What is native?
I thought about this question several times as I drove around Indiana last summer.
Native species versus invasive species. I grew up digging dock, uprooting plants. that were invasive in our fields. It was definitely considered invasive by my father. I had not thought about the plant in a long time, until I drove across Indiana on simple State roads where I could see the plants growing along fences demarcating fields. I saw burdock. It made me wonder, how long might it take for an introduced species to become invasive? Everything travels, spreads, crossbreeds, and such.
Same with people.
How do we decide what is native. How long must something exist somewhere before it is considered native? Can one become the other? The Indigenous Tribes of the Old Northwest Territory were actually in a crush zone between Iroquois, Cherokee, and Sioux with these groups expanding and controlling most of the fur trade with European powers.
After living in Arizona, having a Hopi boss, having Apache coworkers, chatting with Yaqui women, and knowing a successful artist with mixed tribal ancestry, I did not find myself thinking of contemporary Indigenous peoples living in Indiana when I returned and traveled there in 2025. A few people managed to remain individually, and at lease one small group of Miami managed to remain also. But most indigenous people were routed from their lands.
The famous individuals from these groups who were well known in the local folklore with which I grew up were Chief Little Turtle, a war chief of the Miami who was born in what is now Churubusco, as well as Tecumseh and his brother the Prophet, who was also Miami. Little Turtle’s warriors were the local tribe that peoplefelt they knew in the county in which I grew up. He and his warriors visited graphic violence on French soldiers in Whitley County and Columbia City–my city of birth. The French fought with the Americans after the French had attacked and plundered Kikianga (Fort Wayne) earning the wrath of Little Turtle’s band.

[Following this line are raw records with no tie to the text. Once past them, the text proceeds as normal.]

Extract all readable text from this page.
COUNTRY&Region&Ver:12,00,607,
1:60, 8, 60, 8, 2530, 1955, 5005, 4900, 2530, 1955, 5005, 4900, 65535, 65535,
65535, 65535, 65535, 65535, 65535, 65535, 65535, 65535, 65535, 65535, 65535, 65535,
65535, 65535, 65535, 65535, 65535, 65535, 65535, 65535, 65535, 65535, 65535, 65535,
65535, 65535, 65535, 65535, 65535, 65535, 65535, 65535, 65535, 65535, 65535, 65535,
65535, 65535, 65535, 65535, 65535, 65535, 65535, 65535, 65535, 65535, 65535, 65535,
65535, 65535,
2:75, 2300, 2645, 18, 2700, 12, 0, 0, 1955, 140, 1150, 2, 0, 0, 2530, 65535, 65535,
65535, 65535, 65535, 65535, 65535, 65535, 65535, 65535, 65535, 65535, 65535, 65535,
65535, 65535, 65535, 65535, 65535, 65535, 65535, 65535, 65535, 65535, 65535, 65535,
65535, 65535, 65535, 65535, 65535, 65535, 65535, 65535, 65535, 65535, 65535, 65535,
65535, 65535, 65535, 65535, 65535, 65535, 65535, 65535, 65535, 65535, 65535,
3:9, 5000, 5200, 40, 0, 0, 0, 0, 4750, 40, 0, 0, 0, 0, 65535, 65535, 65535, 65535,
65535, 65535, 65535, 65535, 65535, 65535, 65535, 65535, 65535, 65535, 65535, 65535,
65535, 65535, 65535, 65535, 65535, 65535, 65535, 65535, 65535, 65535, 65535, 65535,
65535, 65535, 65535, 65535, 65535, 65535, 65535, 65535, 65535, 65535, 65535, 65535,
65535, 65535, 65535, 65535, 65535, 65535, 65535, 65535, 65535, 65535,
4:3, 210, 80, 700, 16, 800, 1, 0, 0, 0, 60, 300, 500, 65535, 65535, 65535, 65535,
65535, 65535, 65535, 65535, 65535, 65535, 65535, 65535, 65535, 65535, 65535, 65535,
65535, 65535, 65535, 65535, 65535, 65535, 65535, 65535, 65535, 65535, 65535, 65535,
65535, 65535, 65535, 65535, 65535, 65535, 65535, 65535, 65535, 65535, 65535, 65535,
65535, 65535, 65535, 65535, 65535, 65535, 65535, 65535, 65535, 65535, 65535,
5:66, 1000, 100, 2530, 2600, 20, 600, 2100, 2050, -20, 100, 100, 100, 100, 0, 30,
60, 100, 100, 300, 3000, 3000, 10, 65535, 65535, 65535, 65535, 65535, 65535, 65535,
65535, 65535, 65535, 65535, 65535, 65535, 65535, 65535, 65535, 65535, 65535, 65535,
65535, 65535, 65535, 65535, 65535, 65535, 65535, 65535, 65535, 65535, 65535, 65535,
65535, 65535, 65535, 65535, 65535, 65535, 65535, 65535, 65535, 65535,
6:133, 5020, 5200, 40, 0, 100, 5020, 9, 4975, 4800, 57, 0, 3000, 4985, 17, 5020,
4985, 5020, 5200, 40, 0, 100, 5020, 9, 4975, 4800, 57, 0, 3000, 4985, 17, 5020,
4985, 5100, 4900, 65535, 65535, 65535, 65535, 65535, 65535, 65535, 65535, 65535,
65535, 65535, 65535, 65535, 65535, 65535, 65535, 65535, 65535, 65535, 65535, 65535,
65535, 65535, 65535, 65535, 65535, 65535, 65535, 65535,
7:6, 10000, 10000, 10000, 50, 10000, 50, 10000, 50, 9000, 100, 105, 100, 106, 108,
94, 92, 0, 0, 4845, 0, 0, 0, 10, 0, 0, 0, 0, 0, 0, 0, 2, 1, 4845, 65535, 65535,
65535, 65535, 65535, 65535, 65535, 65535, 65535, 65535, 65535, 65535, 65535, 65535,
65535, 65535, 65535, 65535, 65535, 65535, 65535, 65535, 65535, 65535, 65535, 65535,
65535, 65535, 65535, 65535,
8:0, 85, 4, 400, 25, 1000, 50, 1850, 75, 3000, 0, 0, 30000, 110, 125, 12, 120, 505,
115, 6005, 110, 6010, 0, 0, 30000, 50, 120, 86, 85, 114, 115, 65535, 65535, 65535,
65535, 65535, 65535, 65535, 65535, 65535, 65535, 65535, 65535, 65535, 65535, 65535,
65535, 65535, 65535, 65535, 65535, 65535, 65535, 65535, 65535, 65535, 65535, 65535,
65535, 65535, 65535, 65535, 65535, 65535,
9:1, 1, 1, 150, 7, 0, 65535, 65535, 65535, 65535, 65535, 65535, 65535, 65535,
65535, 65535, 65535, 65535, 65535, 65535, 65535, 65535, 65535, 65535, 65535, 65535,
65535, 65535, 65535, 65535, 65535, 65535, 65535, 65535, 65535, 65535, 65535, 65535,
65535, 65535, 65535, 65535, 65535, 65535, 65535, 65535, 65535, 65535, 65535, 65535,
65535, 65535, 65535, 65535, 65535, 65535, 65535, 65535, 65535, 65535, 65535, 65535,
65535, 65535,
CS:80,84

Tecumsah and his brother The Prophet , also Miami, were equally well known among the descendants of white settlers south and west of Little Turtle’s lands. These groups future was sealed in the late 1700s.
To me, even though I know better, I simply did not think of people where I grew up as Indigenous people. The State of Indiana tried to remove all the Indigenous People in the 1830s. The Potawatomi Trail of Death is the most known of these efforts to remove the last people who did not want to leave their homes. More than 800 people were forcibly removed to Kansas. At least 40 deaths occurred on the march.
Miami and Potawatami were two remaining tribes who were forcefully removed in the 1800s.
One woman with whom I went to High School, regularly attends PowWows and considers herself a lineal descendent of the Potawatomi. Chief Pokagon negotiated non-removal from Michigan for his band of people in 1830s. The Potawatomi were granted some acreage (166 acres in South Bend) in Indiana in 2016, but there is no Tribal recognition in Indiana. The Miami now only have Tribal status in Oklahoma.